The operation has been called Bloody Mary In allusion to María Tudor, nicknamed for her bloody campaigns against the Protestants, whom she pursued and accused of heresy. This English monarch appears in part of these documents recovered in the form of two librettos on their funeral and that of Carlos I in Brussels in 1559. The other file that was going to go to auction corresponds to a royal decree of Felipe II dated 1600.
The pieces belonged to the Real National Heritage Collections And as soon as their presence was recorded in the auction house, the movements to recover them began, as they were « disappeared from the General Palace Archive, » the National Police reports.

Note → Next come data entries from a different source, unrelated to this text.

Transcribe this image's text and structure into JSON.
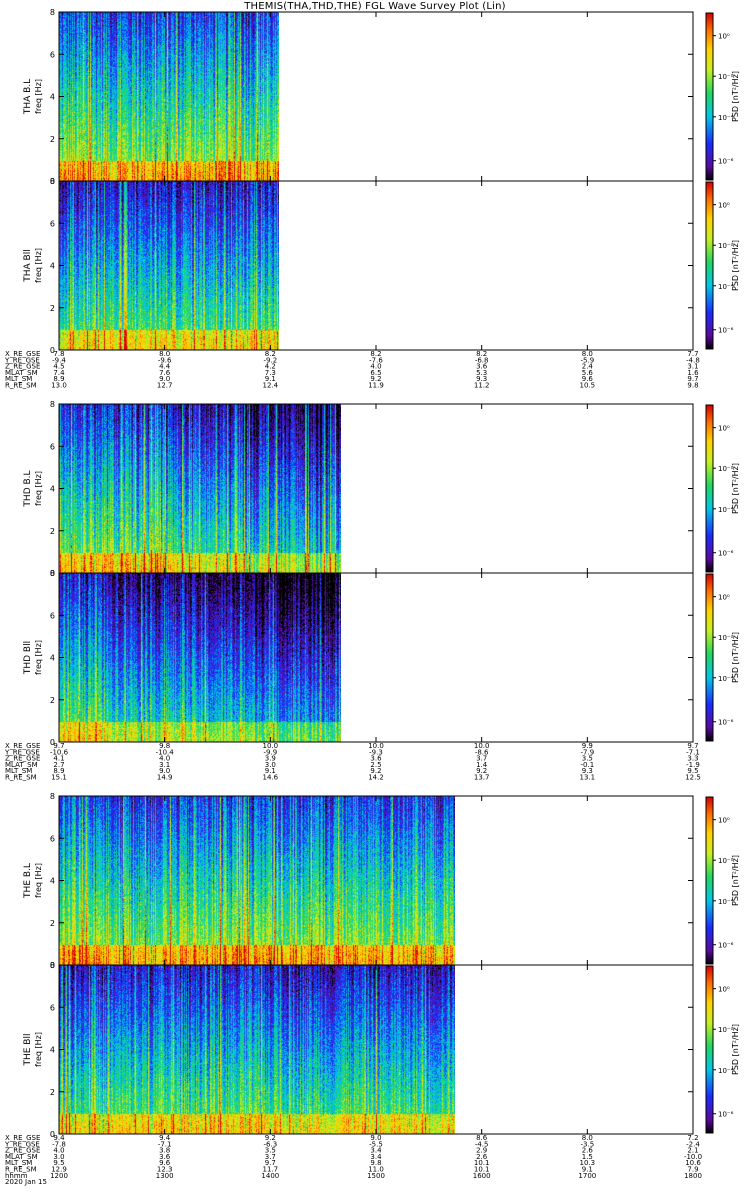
{
  "title": "THEMIS(THA,THD,THE) FGL Wave Survey Plot (Lin)",
  "colors": {
    "background": "#ffffff",
    "axes": "#000000"
  },
  "chart_data": {
    "type": "heatmap",
    "colormap": "rainbow (black-purple-blue-cyan-green-yellow-orange-red)",
    "x_axis": {
      "label": "hhmm",
      "ticks": [
        "1200",
        "1300",
        "1400",
        "1500",
        "1600",
        "1700",
        "1800"
      ]
    },
    "y_axis": {
      "range": [
        0,
        8
      ],
      "ticks": [
        "0",
        "2",
        "4",
        "6",
        "8"
      ]
    },
    "colorbar": {
      "scale": "log",
      "label": "PSD [nT²/Hz]",
      "ticks": [
        "10⁰",
        "10⁻²",
        "10⁻⁴",
        "10⁻⁶"
      ]
    },
    "probes": [
      {
        "panels": [
          {
            "name": "THA B.L",
            "ylabel": "freq [Hz]",
            "data_extent_hhmm": [
              "1200",
              "1405"
            ]
          },
          {
            "name": "THA Bll",
            "ylabel": "freq [Hz]",
            "data_extent_hhmm": [
              "1200",
              "1405"
            ]
          }
        ],
        "ephemeris": [
          {
            "label": "X_RE_GSE",
            "values": [
              "7.8",
              "8.0",
              "8.2",
              "8.2",
              "8.2",
              "8.0",
              "7.7"
            ]
          },
          {
            "label": "Y_RE_GSE",
            "values": [
              "-9.4",
              "-9.6",
              "-9.2",
              "-7.6",
              "-6.8",
              "-5.9",
              "-4.8"
            ]
          },
          {
            "label": "Z_RE_GSE",
            "values": [
              "4.5",
              "4.4",
              "4.2",
              "4.0",
              "3.6",
              "2.4",
              "3.1"
            ]
          },
          {
            "label": "MLAT_SM",
            "values": [
              "7.4",
              "7.6",
              "7.3",
              "6.5",
              "5.3",
              "5.6",
              "1.6"
            ]
          },
          {
            "label": "MLT_SM",
            "values": [
              "8.9",
              "9.0",
              "9.1",
              "9.2",
              "9.3",
              "9.6",
              "9.7"
            ]
          },
          {
            "label": "R_RE_SM",
            "values": [
              "13.0",
              "12.7",
              "12.4",
              "11.9",
              "11.2",
              "10.5",
              "9.8"
            ]
          }
        ]
      },
      {
        "panels": [
          {
            "name": "THD B.L",
            "ylabel": "freq [Hz]",
            "data_extent_hhmm": [
              "1200",
              "1440"
            ]
          },
          {
            "name": "THD Bll",
            "ylabel": "freq [Hz]",
            "data_extent_hhmm": [
              "1200",
              "1440"
            ]
          }
        ],
        "ephemeris": [
          {
            "label": "X_RE_GSE",
            "values": [
              "9.7",
              "9.8",
              "10.0",
              "10.0",
              "10.0",
              "9.9",
              "9.7"
            ]
          },
          {
            "label": "Y_RE_GSE",
            "values": [
              "-10.6",
              "-10.4",
              "-9.9",
              "-9.3",
              "-8.6",
              "-7.9",
              "-7.1"
            ]
          },
          {
            "label": "Z_RE_GSE",
            "values": [
              "4.1",
              "4.0",
              "3.9",
              "3.6",
              "3.7",
              "3.5",
              "3.3"
            ]
          },
          {
            "label": "MLAT_SM",
            "values": [
              "2.7",
              "3.1",
              "3.0",
              "2.5",
              "1.4",
              "-0.1",
              "-1.9"
            ]
          },
          {
            "label": "MLT_SM",
            "values": [
              "8.9",
              "9.0",
              "9.1",
              "9.2",
              "9.2",
              "9.3",
              "9.5"
            ]
          },
          {
            "label": "R_RE_SM",
            "values": [
              "15.1",
              "14.9",
              "14.6",
              "14.2",
              "13.7",
              "13.1",
              "12.5"
            ]
          }
        ]
      },
      {
        "panels": [
          {
            "name": "THE B.L",
            "ylabel": "freq [Hz]",
            "data_extent_hhmm": [
              "1200",
              "1545"
            ]
          },
          {
            "name": "THE Bll",
            "ylabel": "freq [Hz]",
            "data_extent_hhmm": [
              "1200",
              "1545"
            ]
          }
        ],
        "ephemeris": [
          {
            "label": "X_RE_GSE",
            "values": [
              "9.4",
              "9.4",
              "9.2",
              "9.0",
              "8.6",
              "8.0",
              "7.2"
            ]
          },
          {
            "label": "Y_RE_GSE",
            "values": [
              "-7.8",
              "-7.1",
              "-6.3",
              "-5.5",
              "-4.5",
              "-3.5",
              "-2.4"
            ]
          },
          {
            "label": "Z_RE_GSE",
            "values": [
              "4.0",
              "3.8",
              "3.5",
              "3.4",
              "2.9",
              "2.6",
              "2.1"
            ]
          },
          {
            "label": "MLAT_SM",
            "values": [
              "3.0",
              "3.6",
              "3.7",
              "3.4",
              "2.6",
              "1.5",
              "-10.0"
            ]
          },
          {
            "label": "MLT_SM",
            "values": [
              "9.5",
              "9.6",
              "9.7",
              "9.8",
              "10.1",
              "10.3",
              "10.6"
            ]
          },
          {
            "label": "R_RE_SM",
            "values": [
              "12.9",
              "12.3",
              "11.7",
              "11.0",
              "10.1",
              "9.1",
              "7.9"
            ]
          }
        ]
      }
    ],
    "time_row": {
      "label": "hhmm",
      "values": [
        "1200",
        "1300",
        "1400",
        "1500",
        "1600",
        "1700",
        "1800"
      ]
    },
    "date_label": "2020 Jan 15"
  }
}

The work of the agents allowed to identify the person who possessed these documents, which was defined as an antiquarium and not as a real owner of those centenary archives. It facilitated the identity of the true owner, leaving the documents intervened « in a precautionary way. » When the police contacted the « real owner », who resided in Valladolid, he assured that « they were part of a family heritage of their father. » As soon as its origin were the cultural institutions of the State « showed their desire that they were voluntarily transferred to national heritage. »
The researchers found out that in the same open file on these missing documents there were another five to find and that these pieces could be held by a family that runs an antiquarian bookstore in Madrid. When contacting them and informing them of the Heritage Recovery Operation, it was agreed that this family voluntarily yields these five documents: an autograph decree by Felipe IV of 1621, a marginal decree of Felipe III of 1621, a decree of Felipe IV of 1633, a letter from the Lieutenant of the Warden of the Casa de Camp Eight centenary documents have been delivered properly and have joined the funds of the General Archive of the Palace located in the Royal Palace in Madrid.